Dying may seem like a distant possibility, but a new BBC Ideas film, made in partnership with the OU, asks “Should everyone have an 'end-of-life' plan?“. Medical anthropologist Dr Erica Borgstrom, from the WELS School of Health, Wellbeing and Social Care, was academic consultant to the film which suggests questions to ask (or discuss with others), when drawing up an end-of-life plan, such as; ‘Do you want to come home to die?’, ‘Who is going to look after your animals?’ and ‘Where do you want your ashes scattered?’.
“If you feel fit and healthy, dying may seem like a distant possibility that is years off”, says Dr Borgstrom. You may not feel ready to answer all the questions suggested but the film stresses that making a start is important and, once you have, make sure you let your friends and family know where they can find the document. “You can revisit your plan and change it as your life is progressing or as your values are changing.”
Dr Borgstrom’s specialist area of research and teaching is death and dying, with an emphasis on end-of-life care. She believes that it’s increasingly important we put time aside to plan for end-of-life care with our loved ones. “More of us have a period where we are dying rather than just suddenly dead”, she says in the film.
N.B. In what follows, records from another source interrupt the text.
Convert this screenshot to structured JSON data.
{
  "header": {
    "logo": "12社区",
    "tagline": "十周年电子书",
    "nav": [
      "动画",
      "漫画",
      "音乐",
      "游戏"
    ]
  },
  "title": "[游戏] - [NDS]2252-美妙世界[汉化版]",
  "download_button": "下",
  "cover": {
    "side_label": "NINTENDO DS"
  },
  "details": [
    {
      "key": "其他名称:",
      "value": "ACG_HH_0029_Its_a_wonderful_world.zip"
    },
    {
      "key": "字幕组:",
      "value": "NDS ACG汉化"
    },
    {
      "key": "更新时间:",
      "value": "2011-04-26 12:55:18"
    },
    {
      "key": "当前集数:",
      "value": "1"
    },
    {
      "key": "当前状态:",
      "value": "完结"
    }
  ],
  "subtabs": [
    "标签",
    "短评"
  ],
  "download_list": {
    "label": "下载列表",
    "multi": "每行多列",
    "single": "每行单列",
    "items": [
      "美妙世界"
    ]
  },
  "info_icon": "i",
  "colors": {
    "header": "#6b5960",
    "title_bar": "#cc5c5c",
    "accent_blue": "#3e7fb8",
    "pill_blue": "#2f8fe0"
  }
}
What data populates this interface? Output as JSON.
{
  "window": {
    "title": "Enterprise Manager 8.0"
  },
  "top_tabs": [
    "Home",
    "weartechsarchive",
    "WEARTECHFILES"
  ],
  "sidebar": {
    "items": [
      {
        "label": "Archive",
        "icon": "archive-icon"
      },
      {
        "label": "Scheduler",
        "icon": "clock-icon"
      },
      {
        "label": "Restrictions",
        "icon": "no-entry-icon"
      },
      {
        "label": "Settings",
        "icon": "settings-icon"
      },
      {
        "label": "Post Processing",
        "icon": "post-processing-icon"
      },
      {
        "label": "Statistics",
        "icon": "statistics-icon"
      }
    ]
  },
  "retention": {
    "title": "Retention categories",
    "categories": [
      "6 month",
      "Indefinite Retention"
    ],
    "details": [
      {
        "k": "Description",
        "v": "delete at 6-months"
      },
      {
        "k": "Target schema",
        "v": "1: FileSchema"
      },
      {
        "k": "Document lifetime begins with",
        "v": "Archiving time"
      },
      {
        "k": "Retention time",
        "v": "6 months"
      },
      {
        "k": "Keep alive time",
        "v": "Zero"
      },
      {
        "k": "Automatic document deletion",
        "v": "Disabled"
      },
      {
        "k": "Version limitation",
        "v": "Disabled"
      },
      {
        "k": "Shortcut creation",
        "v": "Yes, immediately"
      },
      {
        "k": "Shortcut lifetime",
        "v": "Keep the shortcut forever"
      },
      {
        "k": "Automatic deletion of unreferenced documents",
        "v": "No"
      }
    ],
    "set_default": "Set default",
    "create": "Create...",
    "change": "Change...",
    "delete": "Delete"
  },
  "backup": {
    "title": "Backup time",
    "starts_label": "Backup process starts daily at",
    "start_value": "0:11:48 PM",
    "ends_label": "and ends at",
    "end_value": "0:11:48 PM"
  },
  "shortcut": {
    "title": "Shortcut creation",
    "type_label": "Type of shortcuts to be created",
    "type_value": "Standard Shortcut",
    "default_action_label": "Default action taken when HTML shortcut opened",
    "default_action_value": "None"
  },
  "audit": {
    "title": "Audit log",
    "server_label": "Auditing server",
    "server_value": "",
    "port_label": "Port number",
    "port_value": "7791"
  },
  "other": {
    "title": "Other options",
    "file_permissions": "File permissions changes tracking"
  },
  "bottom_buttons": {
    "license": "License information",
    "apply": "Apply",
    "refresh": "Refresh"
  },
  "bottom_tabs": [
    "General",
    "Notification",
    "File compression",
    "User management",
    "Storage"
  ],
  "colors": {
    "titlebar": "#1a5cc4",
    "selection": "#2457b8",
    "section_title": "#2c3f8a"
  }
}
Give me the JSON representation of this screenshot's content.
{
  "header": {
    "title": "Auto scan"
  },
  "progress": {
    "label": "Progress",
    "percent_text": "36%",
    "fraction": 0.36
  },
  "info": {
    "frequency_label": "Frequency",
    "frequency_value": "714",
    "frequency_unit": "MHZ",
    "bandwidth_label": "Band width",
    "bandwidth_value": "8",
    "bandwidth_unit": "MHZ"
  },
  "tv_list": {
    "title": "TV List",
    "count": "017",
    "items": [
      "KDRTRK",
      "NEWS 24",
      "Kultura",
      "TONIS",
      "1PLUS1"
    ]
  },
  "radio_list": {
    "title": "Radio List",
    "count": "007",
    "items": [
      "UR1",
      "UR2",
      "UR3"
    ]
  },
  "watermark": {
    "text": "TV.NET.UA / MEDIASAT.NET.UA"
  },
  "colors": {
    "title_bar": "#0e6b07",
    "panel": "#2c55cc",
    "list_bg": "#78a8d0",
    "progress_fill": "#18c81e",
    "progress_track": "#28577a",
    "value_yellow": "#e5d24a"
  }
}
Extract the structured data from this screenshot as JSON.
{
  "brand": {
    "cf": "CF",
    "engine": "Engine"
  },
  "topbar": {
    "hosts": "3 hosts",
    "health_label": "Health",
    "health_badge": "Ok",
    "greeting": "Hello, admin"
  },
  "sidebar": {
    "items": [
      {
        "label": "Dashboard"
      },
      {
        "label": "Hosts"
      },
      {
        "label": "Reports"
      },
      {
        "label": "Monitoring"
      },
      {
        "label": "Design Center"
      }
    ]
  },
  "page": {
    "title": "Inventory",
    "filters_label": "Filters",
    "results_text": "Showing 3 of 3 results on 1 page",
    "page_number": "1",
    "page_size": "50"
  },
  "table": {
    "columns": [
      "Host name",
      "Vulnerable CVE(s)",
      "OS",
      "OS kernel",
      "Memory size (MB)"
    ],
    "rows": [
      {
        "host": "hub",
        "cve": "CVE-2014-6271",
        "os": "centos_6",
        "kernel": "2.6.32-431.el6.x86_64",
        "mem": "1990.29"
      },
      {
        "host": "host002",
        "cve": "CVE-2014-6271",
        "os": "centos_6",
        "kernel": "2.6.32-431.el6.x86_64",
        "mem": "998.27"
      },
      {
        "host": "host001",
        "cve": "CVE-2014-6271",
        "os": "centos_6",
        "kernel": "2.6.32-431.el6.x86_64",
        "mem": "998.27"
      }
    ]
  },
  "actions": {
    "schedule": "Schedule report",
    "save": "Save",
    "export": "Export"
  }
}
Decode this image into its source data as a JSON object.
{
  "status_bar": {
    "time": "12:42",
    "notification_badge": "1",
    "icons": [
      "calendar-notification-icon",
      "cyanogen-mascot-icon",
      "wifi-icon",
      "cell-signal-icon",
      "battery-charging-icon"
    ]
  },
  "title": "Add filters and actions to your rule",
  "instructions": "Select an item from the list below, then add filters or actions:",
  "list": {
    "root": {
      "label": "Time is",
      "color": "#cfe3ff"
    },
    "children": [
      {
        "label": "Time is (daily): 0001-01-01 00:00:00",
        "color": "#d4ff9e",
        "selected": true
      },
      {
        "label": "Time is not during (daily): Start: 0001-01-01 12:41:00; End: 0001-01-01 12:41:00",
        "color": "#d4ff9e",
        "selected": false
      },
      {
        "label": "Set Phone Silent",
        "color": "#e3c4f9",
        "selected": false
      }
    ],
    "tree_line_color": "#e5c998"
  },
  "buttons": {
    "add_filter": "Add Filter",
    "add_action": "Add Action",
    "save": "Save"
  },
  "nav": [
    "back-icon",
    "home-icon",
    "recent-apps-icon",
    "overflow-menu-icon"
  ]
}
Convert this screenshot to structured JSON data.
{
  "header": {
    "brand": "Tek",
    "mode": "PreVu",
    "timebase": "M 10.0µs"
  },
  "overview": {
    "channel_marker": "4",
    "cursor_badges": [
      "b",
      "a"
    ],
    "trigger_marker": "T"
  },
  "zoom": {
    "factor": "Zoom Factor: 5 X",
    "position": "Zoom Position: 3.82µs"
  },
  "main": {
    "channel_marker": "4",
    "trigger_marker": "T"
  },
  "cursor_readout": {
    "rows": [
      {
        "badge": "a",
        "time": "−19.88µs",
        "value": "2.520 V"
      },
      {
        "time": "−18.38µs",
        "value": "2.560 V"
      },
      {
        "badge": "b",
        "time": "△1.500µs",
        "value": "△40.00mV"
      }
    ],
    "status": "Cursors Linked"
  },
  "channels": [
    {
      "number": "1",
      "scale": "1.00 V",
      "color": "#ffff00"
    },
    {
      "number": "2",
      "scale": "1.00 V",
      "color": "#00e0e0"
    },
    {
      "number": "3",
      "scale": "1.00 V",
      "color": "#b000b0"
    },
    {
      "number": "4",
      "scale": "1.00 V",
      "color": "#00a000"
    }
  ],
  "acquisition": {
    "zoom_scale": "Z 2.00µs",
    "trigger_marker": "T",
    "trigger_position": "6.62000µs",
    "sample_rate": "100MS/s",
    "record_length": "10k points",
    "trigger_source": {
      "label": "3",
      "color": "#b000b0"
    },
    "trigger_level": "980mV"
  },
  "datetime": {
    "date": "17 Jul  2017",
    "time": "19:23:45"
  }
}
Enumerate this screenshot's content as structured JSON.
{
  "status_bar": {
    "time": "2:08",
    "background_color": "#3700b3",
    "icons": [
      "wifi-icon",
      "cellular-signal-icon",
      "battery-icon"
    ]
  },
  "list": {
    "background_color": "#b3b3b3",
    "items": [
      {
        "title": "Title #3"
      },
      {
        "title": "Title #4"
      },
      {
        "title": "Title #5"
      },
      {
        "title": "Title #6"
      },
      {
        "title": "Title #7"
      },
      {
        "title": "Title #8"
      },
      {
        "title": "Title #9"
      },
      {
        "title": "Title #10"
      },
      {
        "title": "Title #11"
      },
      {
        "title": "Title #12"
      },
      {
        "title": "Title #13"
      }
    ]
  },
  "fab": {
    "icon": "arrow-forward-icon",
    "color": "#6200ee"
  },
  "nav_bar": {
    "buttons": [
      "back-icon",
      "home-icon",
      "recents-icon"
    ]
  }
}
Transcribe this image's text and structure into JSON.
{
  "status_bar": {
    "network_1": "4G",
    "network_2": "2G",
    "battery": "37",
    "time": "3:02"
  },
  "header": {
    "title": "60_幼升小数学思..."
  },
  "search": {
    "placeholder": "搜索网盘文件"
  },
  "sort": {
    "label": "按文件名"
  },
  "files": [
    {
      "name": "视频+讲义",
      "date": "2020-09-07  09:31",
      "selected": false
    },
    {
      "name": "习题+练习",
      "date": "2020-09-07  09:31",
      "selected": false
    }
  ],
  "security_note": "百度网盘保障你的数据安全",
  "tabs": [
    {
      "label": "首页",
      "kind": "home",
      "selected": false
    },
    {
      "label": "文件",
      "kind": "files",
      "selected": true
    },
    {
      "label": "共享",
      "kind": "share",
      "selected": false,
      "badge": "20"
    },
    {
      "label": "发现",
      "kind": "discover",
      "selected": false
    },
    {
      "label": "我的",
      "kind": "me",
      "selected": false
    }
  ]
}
Other contributors point out that having an end-of-life plan puts that person at the centre of the plan and can be a comfort for the family of a dying person as they’re not left thinking, ‘What if we’ve done this wrong?’.
As Disabilities Campaigner Adil Ghani comments in the film, “Nobody is going to say, ‘Well, Adil didn’t say what he wanted’, because I did and it’s there on paper.”
How to get started
To find out more about what is involved in an end-of-life plan and to make a start if you’re ready to, Dr Borgstrom has put together some guidelines in this OpenLearn article linked to the BBC Ideas film.
Further study on Death, Dying and Bereavement
Dr Borgstrom is a key contributor to OU module K220 (Death, Dying and Bereavement) which is designed for those who want an awareness about end-of-life care, as well as outlining the skills and knowledge for health and social care professionals about providing end-of-life care. She is also lead academic for the OU Death, Dying and Bereavement Research Group, OU Thanatology.